A vCloud Director infrastructure can contain one or more cells. Multi-cell communication is achieved by using a Message Bus.
With multiple cells, one cell requires a session aware load balancer. Even though all the cells continue to run all the services, cells can be given special roles and do certain services. Cells learn about other cells when they register to the same Oracle database.
Notes:
- All cells in a multi-cell environment must be configured to use a centralized NTP server.

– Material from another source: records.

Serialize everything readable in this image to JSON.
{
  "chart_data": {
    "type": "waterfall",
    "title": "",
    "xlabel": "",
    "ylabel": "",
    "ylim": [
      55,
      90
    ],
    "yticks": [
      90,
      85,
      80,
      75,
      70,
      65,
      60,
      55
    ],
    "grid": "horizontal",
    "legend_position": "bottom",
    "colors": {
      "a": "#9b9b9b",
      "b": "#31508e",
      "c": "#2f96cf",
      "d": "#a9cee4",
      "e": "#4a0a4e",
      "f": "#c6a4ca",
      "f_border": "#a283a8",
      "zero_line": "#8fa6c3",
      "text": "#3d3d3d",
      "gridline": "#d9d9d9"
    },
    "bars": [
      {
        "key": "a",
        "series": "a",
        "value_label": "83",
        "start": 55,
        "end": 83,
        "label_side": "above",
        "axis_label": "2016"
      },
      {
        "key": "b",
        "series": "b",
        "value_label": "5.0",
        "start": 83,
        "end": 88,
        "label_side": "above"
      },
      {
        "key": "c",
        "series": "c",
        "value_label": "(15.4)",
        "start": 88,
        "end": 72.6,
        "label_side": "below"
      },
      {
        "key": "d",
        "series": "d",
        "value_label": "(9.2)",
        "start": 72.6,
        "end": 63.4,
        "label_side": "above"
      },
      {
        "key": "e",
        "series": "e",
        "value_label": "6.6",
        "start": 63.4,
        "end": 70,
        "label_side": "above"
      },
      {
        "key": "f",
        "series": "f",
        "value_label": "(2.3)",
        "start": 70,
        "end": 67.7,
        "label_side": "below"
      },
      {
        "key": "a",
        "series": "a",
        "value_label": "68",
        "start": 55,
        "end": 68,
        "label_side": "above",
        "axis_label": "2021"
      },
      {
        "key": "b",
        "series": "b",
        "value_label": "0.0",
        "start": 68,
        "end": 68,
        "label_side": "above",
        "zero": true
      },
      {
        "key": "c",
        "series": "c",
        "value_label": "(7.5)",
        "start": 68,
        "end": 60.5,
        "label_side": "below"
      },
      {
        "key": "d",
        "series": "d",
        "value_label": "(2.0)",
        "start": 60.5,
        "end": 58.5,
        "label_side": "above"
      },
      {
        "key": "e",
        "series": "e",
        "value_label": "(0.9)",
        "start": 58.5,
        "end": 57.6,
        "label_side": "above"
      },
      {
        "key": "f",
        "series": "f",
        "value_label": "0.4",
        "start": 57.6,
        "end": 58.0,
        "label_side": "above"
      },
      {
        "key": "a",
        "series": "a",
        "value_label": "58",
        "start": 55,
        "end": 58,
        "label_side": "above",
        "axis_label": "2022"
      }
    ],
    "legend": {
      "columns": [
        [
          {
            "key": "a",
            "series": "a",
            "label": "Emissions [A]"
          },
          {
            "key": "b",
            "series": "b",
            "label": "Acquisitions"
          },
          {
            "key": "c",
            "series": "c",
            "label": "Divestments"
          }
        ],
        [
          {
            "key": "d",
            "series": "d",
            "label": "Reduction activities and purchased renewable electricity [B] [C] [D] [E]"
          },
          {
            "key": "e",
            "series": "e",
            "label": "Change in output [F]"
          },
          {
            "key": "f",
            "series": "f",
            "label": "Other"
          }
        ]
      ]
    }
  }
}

- NTP synchronization also required between all ESX hosts.
VMware Cloud Director critical components (services) provide high availability and survive hardware failures.
Some of the critical clustered components are:
- Monitoring Service
- Heartbeat Service
- Console Proxy
- VC Proxy
- Image Transfer Service
- Activity Log Cleaner
- LDAP Synchronizing Service
These services do not need to be clustered in VMware Cloud Director:
- Console Proxy – This component runs on every cell and is stateless. All instances are capable of doing work so failure of any one component does not affect user requests as they are redirected by the load balancer.
- Image Transfer Service – This component also runs on every cell and is stateless. All instances are capable of doing work so failure on any one component will not affect the user request.
Note: VMware vCloud Director cells are stateless. They can be restarted at any time without the risk of data loss. The only caveat is that current requests are interrupted.
VMware vCloud Director has two types of cells:
- Coordinator (or primary) cells
-
- Secondary cells
-
- All cells other than the coordinator cell are secondary cells.
- The secondary cell has these responsibilities:
-
- Report heartbeat to the coordinator cell so it can determine if the secondary cell is alive by updating a table entry in the database
- Periodically check if the coordinator cell is alive
- Listen for messages submitted by the coordinator cell and perform actions based on them (such as which services to start)
If there is a process failure, the secondary cell is restarted by the watch-dog on the respective machine. The coordinator cell considers the time it takes for the watch-dog to restart services on the failed secondary cell. If the secondary cell is deemed to be dead, the coordinator chooses another cell on which to start the service.
Election of a new coordinator cell happens when secondary cells detect that the coordinator is dead. All secondary cells monitor the heartbeat of the coordinator. When the coordinator is detected as dead, secondary cells try to grab the lock for the coordinator. The newly elected coordinator determines if all required services are running and starts any if required.